Breach, Data Security

Scottrade Bank data breach exposes 20,000 customers’ personal information

Scottrade Bank publicly confirmed that the personal information of 20,000 customers was inadvertently left open to the public when a third-party vendor uploaded a file to a server without putting the proper security protocols in place.

Cybersecurity researcher Chris Vickery first hinted about the breach on his Twitter feed April 1 saying he was able to download a large bank-related MSSQL database containing plaintext passwords. He followed up the next day saying the bank, eventually named as Scottrade, had responded to his breach notification and patched the problem. Scottrade Bank is a subsidiary of Scottrade Financial Services.

Vickery had agreed to keep the bank's name under wraps for three days.

In an April 5 statement on the data breach Scottrade placed the blame for the incident on Genpact, one of its vendors, who pushed a file to a server containing commercial loan application information of B2B unit that is housed within Scottrade Bank.

“Genpact, a third-party vendor, confirmed that it had uploaded a data set to one of its cloud servers that did not have all security protocols in place. As a result, the data was not fully secured for a period of time,” said Scottrade spokesperson Gail Marold, adding, “Genpact immediately secured that information, and traced the issue to a configuration error on their part while uploading the file.”

No other Scottrade customer information was at risk, the company said, and the breach is being investigated. This will include trying to determine the extent of which the data may have been accessed by unauthorized personnel.

Vickery questioned Scottrade's security practice that lead to the problem.

“Scottrade says API key in database is legacy and decommissioned.
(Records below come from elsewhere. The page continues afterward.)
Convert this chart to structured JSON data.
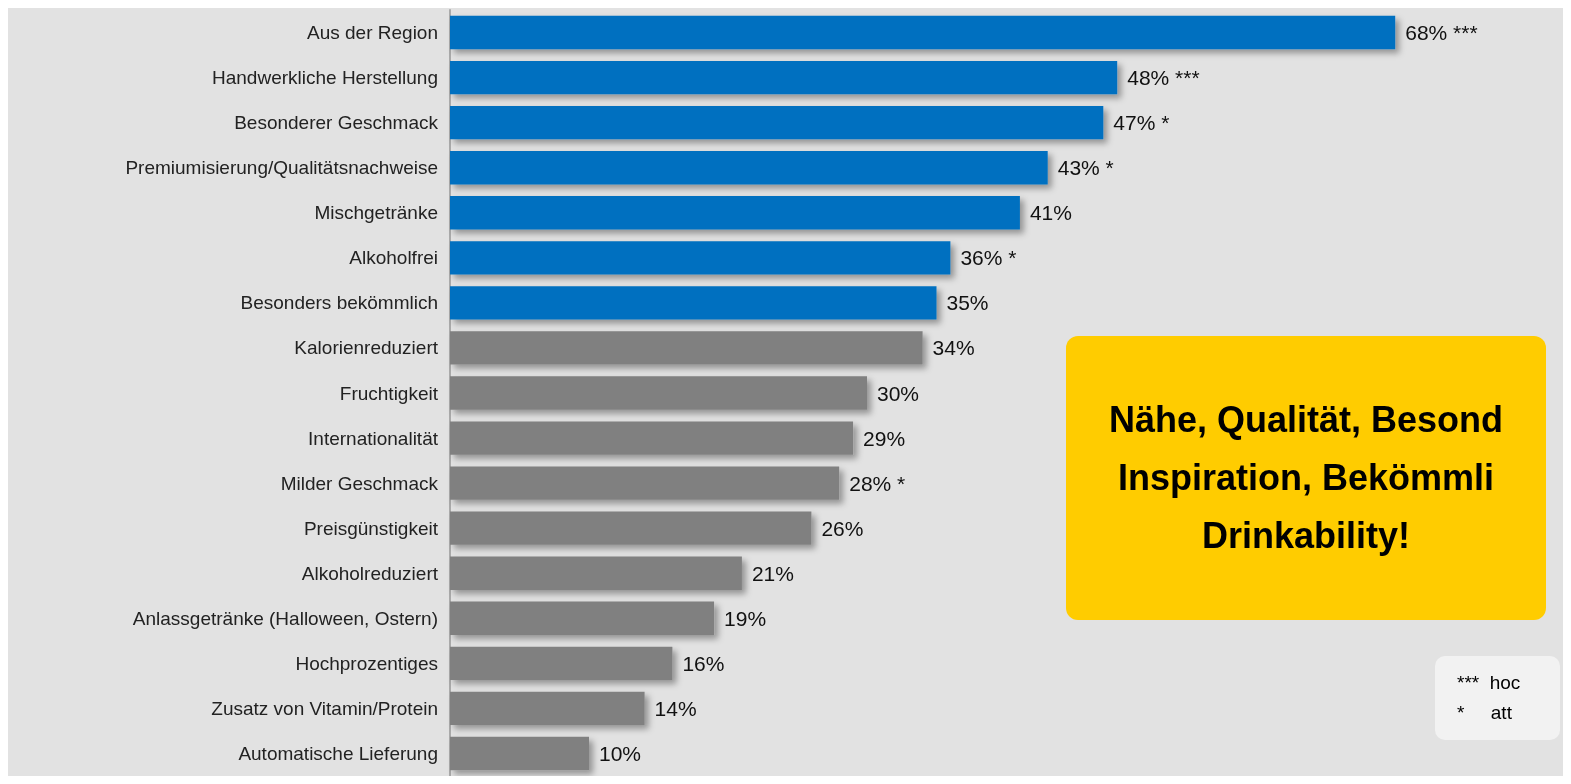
{
  "chart_data": {
    "type": "bar",
    "orientation": "horizontal",
    "categories": [
      "Aus der Region",
      "Handwerkliche Herstellung",
      "Besonderer Geschmack",
      "Premiumisierung/Qualitätsnachweise",
      "Mischgetränke",
      "Alkoholfrei",
      "Besonders bekömmlich",
      "Kalorienreduziert",
      "Fruchtigkeit",
      "Internationalität",
      "Milder Geschmack",
      "Preisgünstigkeit",
      "Alkoholreduziert",
      "Anlassgetränke (Halloween, Ostern)",
      "Hochprozentiges",
      "Zusatz von Vitamin/Protein",
      "Automatische Lieferung"
    ],
    "values": [
      68,
      48,
      47,
      43,
      41,
      36,
      35,
      34,
      30,
      29,
      28,
      26,
      21,
      19,
      16,
      14,
      10
    ],
    "colors": [
      "#0070c0",
      "#0070c0",
      "#0070c0",
      "#0070c0",
      "#0070c0",
      "#0070c0",
      "#0070c0",
      "#808080",
      "#808080",
      "#808080",
      "#808080",
      "#808080",
      "#808080",
      "#808080",
      "#808080",
      "#808080",
      "#808080"
    ],
    "value_labels": [
      "68% ***",
      "48% ***",
      "47% *",
      "43% *",
      "41%",
      "36% *",
      "35%",
      "34%",
      "30%",
      "29%",
      "28% *",
      "26%",
      "21%",
      "19%",
      "16%",
      "14%",
      "10%"
    ],
    "annotations": [
      "Nähe, Qualität, Besond",
      "Inspiration, Bekömmli",
      "Drinkability!",
      "***  hoc",
      "*     att"
    ]
  }
}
Then why was Scottrade still using it actively on day of db dump in Dec.?” he tweeted.

Alex Heid, Chief Research Officer at SecurityScorecard also noted, Scottrade was using a MySQL database that had no password authentication controls in place, but luckily the error discovered shortly thereafter

"This misconfiguration has been the root cause of many of the databases that have been observed circulating within the wild," he told SC Media.